She also gets into factory farming, corporate control of the world food supply, corn subsidies paid to Midwest farmers, overpopulation as a function of global capitalism and patriarchy, and the massive inputs of energy required to keep modern ag going. Iowa alone, she says, uses the energy equivalent of 4,000 Nagasaki bombs every year in fertilizer and running farm equipment.
I was especially intrigued by her characterization of industrial, monocrop agriculture as “biotic cleansing,” because its repetitive clear-plant-harvest model, which kills even microorganisms, runs entirely counter to the intricate, diversity-driven, perennial plant-dominated workings of nature.
“Agriculture is a wound,” she says, that nature is constantly trying to repair.
“It’s a war every single year,” Keith says. “When we get out there and clear, we’re driving out the plants and animals that need a home. This is a nice way to say extinction. It’s been constant drawdown — of soil, species and water. It’s been 10,000 years, and we’ve trashed the planet. Now we’re out of continents. The human race is at the edge of the cliff.”
As she sees it, “We are going to have to give up agriculture if this planet has any hope.”
You know, that’s not so far-fetched, especially when you see where modern ag is headed, with GMOs and corporate control of seeds, rampant use of deadly chemicals and factory farms that subject animals to the most abhorrent conditions. And when you get right down to it, feeding people is secondary. The primary motive is profit.
Consider this statement by Keith:
“We took 60 million bison in this country and turned them into 40 million tortured cows and destroyed the continent in the process. It doesn’t even make any sense. But this is the insanity of industrial civilization.”
The link to her video was sent to me last week, but I found it in my in-box only yesterday, after writing a post about predictions that food prices will be climbing as demand grows and production wanes, throwing ever more people into poverty.
Agriculture, it seems, is already on the ropes.
But how, the interviewer asked Keith, are we going to feed the planet’s 7 billion human inhabitants if we give up modern agriculture?
“Nothing that we do is going to feed the 7 billion,” Keith replied. "The question is whether we’ll have a soft landing or a crash. We could have a soft landing, but I don’t see any evidence that we’re going to. I think the privileged are going to hang on to theirs until the very last moment.”
The answer, as she sees it, is to repair the world’s grasslands and forests, restore the animal cohorts that belong there and rejoin it as an integral part of a closed loop system – or to use a better term, a living community.
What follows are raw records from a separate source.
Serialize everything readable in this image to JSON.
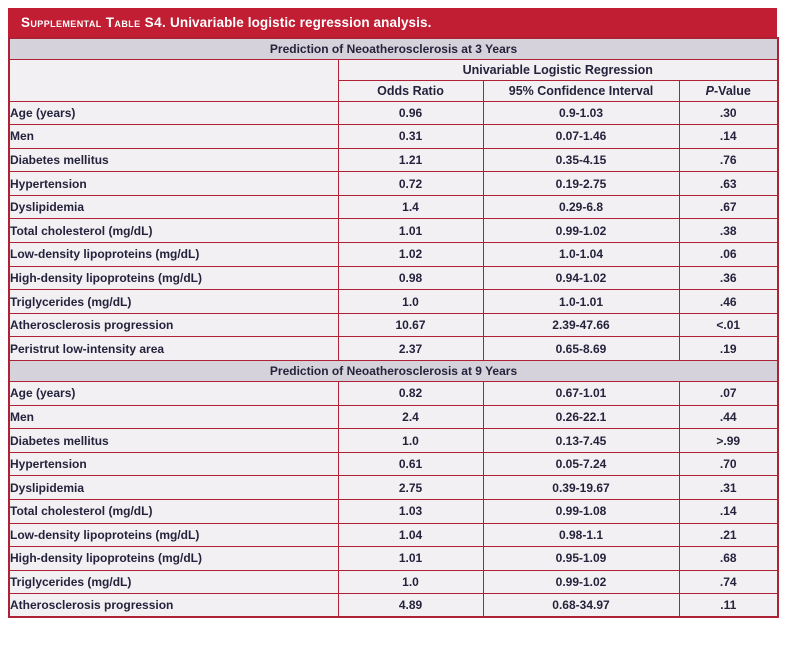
{
  "title": {
    "smallcaps": "Supplemental Table S4.",
    "rest": " Univariable logistic regression analysis."
  },
  "colors": {
    "accent_red": "#C11E34",
    "border_red": "#AD2235",
    "band_background": "#D6D2DB",
    "row_background": "#F2F0F3",
    "text_dark": "#25233B",
    "title_text": "#FFFFFF"
  },
  "columns": {
    "group_header": "Univariable Logistic Regression",
    "odds_ratio": "Odds Ratio",
    "confidence_interval": "95% Confidence Interval",
    "p_italic": "P",
    "p_rest": "-Value"
  },
  "sections": [
    {
      "heading": "Prediction of Neoatherosclerosis at 3 Years",
      "rows": [
        {
          "label": "Age (years)",
          "odds_ratio": "0.96",
          "ci": "0.9-1.03",
          "p_value": ".30"
        },
        {
          "label": "Men",
          "odds_ratio": "0.31",
          "ci": "0.07-1.46",
          "p_value": ".14"
        },
        {
          "label": "Diabetes mellitus",
          "odds_ratio": "1.21",
          "ci": "0.35-4.15",
          "p_value": ".76"
        },
        {
          "label": "Hypertension",
          "odds_ratio": "0.72",
          "ci": "0.19-2.75",
          "p_value": ".63"
        },
        {
          "label": "Dyslipidemia",
          "odds_ratio": "1.4",
          "ci": "0.29-6.8",
          "p_value": ".67"
        },
        {
          "label": "Total cholesterol (mg/dL)",
          "odds_ratio": "1.01",
          "ci": "0.99-1.02",
          "p_value": ".38"
        },
        {
          "label": "Low-density lipoproteins (mg/dL)",
          "odds_ratio": "1.02",
          "ci": "1.0-1.04",
          "p_value": ".06"
        },
        {
          "label": "High-density lipoproteins (mg/dL)",
          "odds_ratio": "0.98",
          "ci": "0.94-1.02",
          "p_value": ".36"
        },
        {
          "label": "Triglycerides (mg/dL)",
          "odds_ratio": "1.0",
          "ci": "1.0-1.01",
          "p_value": ".46"
        },
        {
          "label": "Atherosclerosis progression",
          "odds_ratio": "10.67",
          "ci": "2.39-47.66",
          "p_value": "<.01"
        },
        {
          "label": "Peristrut low-intensity area",
          "odds_ratio": "2.37",
          "ci": "0.65-8.69",
          "p_value": ".19"
        }
      ]
    },
    {
      "heading": "Prediction of Neoatherosclerosis at 9 Years",
      "rows": [
        {
          "label": "Age (years)",
          "odds_ratio": "0.82",
          "ci": "0.67-1.01",
          "p_value": ".07"
        },
        {
          "label": "Men",
          "odds_ratio": "2.4",
          "ci": "0.26-22.1",
          "p_value": ".44"
        },
        {
          "label": "Diabetes mellitus",
          "odds_ratio": "1.0",
          "ci": "0.13-7.45",
          "p_value": ">.99"
        },
        {
          "label": "Hypertension",
          "odds_ratio": "0.61",
          "ci": "0.05-7.24",
          "p_value": ".70"
        },
        {
          "label": "Dyslipidemia",
          "odds_ratio": "2.75",
          "ci": "0.39-19.67",
          "p_value": ".31"
        },
        {
          "label": "Total cholesterol (mg/dL)",
          "odds_ratio": "1.03",
          "ci": "0.99-1.08",
          "p_value": ".14"
        },
        {
          "label": "Low-density lipoproteins (mg/dL)",
          "odds_ratio": "1.04",
          "ci": "0.98-1.1",
          "p_value": ".21"
        },
        {
          "label": "High-density lipoproteins (mg/dL)",
          "odds_ratio": "1.01",
          "ci": "0.95-1.09",
          "p_value": ".68"
        },
        {
          "label": "Triglycerides (mg/dL)",
          "odds_ratio": "1.0",
          "ci": "0.99-1.02",
          "p_value": ".74"
        },
        {
          "label": "Atherosclerosis progression",
          "odds_ratio": "4.89",
          "ci": "0.68-34.97",
          "p_value": ".11"
        }
      ]
    }
  ]
}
While we don’t have prairies or native game animals on this island, just imagine the diversity of food-producing life that could be generated if the forests and lowlands were restored.
In the process, we could also address climate change associated with global warming. If just 75 percent of the world’s trashed ag lands were restored as functioning grasslands and forests with animals, “within 15 years we could sequester all of the carbon produced since the beginning of the industrial age,” Keith says.
While Keith presented a rather dark view of the future, given our propensity to live in denial, she did point to the one really positive note for all of us who are committed to environmental stewardship, social justice and changing the course of this crazy, mixed up, “civilized” world.
“Frankly,” Keith said, “we just have to get out of the way. Nature will do the work for us.”
So perhaps the place to start, in getting from here to there, is understanding and supporting the workings of nature, and putting a stop to the ongoing destruction of the ecosystems that sustain us.